Blog: A Minimum Income Guarantee would ensure disabled people like me can take part in society, Amanda Foster

 Amanda Foster, Community Activist with Poverty Alliance, argues that by introducing a Minimum Income Guarantee, the Scottish Government could ensure that disabled people like her have what they need to live full and dignified lives. 

This article was originally published in The Herald.

In our society, we all believe that everyone should be able to live a decent, dignified life. But few people realise that the way we have designed our social security system means that disabled people like me are very likely to live in poverty.

There are urgent changes the UK Government needs to make to fix social security, but the Scottish Government also has huge opportunities it can seize to create a truly just and compassionate society.

Today marks day two of Challenge Poverty Week and the theme is social security.

Having been blind since birth, at the age of four I was sent to a specialist boarding school 100 miles away from my parents because none of the local schools said they could teach me. The early trauma of being away from my parents was indicative of other barriers society would throw at me as a disabled person. As an adult I tried to find work but it was impossible. Since then social security payments have allowed me to tread water.

But the value of social security has fallen over the last decade so it’s barely enough to make ends meet. I have friends who’ve fallen behind on household bills just to put food on the table. I’ve often found it hard to afford healthy fresh food myself.

Being disabled comes with additional costs. I rely on assistive technology to use a microwave, a phone and a computer. When I’ve had to go without that in the past because I couldn’t afford it, I found it really hard to find support, contact people or take part in social activities. It really affected my confidence to get involved in things.

After a long time of very difficult saving I was able to buy the assistive technology I need to lead what anyone would call a decent life, where I can take part in society and communicate with people.

Having technology that means I can send emails, use the internet and make calls really allowed me to live a full life. It even allowed me to meet my husband, Richard, through an online forum for fans of the The Archers. It’s terrible to think I would have missed out on meeting him without assistive technology. This technology is essential for visually impaired people, but they need financial support to be able to afford it.

Like our NHS, we created our social security system so it would be there for us all in our times of need. And yet, it simply isn’t providing people with enough money to live a decent life.

The UK Government can put this right by increasing the value of payments people receive, by ending the five-week wait for first payments and scrapping the harmful Benefit Cap, two child limit and punitive sanctions regime. But the Scottish Government also has powers it can use. Over the next few years, Disability Assistance will be devolved to Scotland. The Scottish Government has already committed to rectifying some of the mistakes in the UK system, for example, reforming the way assessments are carried out. But it should go further and commit to creating a system that allows disabled people to fully realise their rights. It should also commit to providing enough income for people to live with dignity. And this shouldn’t only apply to disabled people. I would like to see the Scottish Government commit to a Minimum Income Guarantee to ensure no one is plunged into poverty. This is slightly different from Universal Basic Income in that it would only be available for people’s whose income was below a certain level, but by restricting it to those who need it the value of payments could be increased so people genuinely have enough to live.

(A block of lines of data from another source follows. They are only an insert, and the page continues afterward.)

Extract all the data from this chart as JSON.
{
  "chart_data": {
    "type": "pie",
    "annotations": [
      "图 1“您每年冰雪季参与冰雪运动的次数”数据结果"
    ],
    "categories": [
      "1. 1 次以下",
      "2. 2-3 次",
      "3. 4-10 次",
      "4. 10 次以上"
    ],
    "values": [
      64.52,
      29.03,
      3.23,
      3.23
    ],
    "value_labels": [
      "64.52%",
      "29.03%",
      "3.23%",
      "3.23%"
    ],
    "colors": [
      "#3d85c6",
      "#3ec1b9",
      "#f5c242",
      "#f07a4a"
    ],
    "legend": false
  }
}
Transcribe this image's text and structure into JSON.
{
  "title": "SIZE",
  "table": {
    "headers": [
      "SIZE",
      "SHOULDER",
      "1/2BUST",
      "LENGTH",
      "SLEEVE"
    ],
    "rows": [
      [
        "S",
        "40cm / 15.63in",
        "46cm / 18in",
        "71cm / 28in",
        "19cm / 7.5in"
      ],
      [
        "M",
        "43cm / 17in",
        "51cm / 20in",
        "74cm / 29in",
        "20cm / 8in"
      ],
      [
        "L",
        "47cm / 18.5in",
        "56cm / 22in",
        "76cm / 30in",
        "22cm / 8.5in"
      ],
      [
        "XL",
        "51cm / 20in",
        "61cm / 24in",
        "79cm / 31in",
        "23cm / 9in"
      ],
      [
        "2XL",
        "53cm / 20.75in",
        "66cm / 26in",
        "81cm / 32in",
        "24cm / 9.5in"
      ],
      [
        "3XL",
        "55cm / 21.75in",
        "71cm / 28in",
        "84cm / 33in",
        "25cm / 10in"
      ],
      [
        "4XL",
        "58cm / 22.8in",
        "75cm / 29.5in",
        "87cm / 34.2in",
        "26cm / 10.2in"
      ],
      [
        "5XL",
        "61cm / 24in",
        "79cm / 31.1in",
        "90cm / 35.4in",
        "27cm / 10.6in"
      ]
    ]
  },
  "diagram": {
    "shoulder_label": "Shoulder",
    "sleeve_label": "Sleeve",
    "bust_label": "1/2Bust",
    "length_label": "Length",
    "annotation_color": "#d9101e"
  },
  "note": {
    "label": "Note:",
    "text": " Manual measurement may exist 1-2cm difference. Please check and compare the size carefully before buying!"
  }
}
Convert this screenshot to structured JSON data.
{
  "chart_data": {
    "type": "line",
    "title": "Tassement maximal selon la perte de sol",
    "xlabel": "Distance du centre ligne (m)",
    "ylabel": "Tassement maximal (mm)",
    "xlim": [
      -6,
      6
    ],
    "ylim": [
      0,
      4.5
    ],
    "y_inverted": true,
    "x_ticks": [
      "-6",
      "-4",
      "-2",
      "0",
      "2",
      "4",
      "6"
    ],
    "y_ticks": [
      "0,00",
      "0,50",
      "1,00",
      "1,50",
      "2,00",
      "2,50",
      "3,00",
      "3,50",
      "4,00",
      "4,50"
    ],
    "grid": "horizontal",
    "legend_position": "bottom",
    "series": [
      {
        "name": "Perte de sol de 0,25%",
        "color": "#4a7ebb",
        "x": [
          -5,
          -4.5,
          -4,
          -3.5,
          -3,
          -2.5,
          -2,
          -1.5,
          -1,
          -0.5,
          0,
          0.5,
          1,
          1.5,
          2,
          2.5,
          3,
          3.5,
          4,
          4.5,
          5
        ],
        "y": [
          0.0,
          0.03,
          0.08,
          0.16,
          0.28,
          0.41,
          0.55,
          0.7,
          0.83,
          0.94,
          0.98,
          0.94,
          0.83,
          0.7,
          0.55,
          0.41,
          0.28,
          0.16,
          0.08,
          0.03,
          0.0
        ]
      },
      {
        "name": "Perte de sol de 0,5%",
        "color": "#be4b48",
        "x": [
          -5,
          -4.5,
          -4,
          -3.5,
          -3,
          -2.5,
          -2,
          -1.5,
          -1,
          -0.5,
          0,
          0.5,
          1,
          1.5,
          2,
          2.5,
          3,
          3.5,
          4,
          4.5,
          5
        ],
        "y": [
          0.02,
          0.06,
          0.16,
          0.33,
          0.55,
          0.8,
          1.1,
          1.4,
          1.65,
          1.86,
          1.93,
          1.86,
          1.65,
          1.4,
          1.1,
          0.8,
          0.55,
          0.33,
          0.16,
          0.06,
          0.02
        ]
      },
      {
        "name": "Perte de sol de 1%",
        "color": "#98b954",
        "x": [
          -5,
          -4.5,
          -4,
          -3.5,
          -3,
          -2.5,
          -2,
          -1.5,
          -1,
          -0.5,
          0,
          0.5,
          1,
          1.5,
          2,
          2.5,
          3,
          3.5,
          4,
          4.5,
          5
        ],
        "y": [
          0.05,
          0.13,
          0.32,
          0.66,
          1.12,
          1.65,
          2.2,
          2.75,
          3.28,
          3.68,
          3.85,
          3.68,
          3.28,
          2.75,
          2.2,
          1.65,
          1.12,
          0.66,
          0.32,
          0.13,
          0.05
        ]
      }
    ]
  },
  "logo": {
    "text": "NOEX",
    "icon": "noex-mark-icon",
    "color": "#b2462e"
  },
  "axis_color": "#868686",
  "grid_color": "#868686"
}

My income has improved since I married Richard two years ago, so for the first time in my life I am living without the burden of poverty. I can see so clearly the choice and freedom that comes from having just that little bit more money and I don’t want to stop fighting for what is right. My disabled friends who still live in poverty have particularly suffered during lockdown, which has made many aspects of life more challenging for disabled people, particularly those who have to worry about money. It’s stressful enough having to rely on the goodwill of others for everyday tasks like buying food without worrying about how you’ll pay for it.

In a just and compassionate society, we should all be able to live a dignified life. Disabled people are all different, we all need different support and our experience of work will be different. People living on low incomes are all different too. But there are a few things that everyone I meet who’s had similar experiences to me agrees on. We need to redesign our social security system so we all have enough to live on.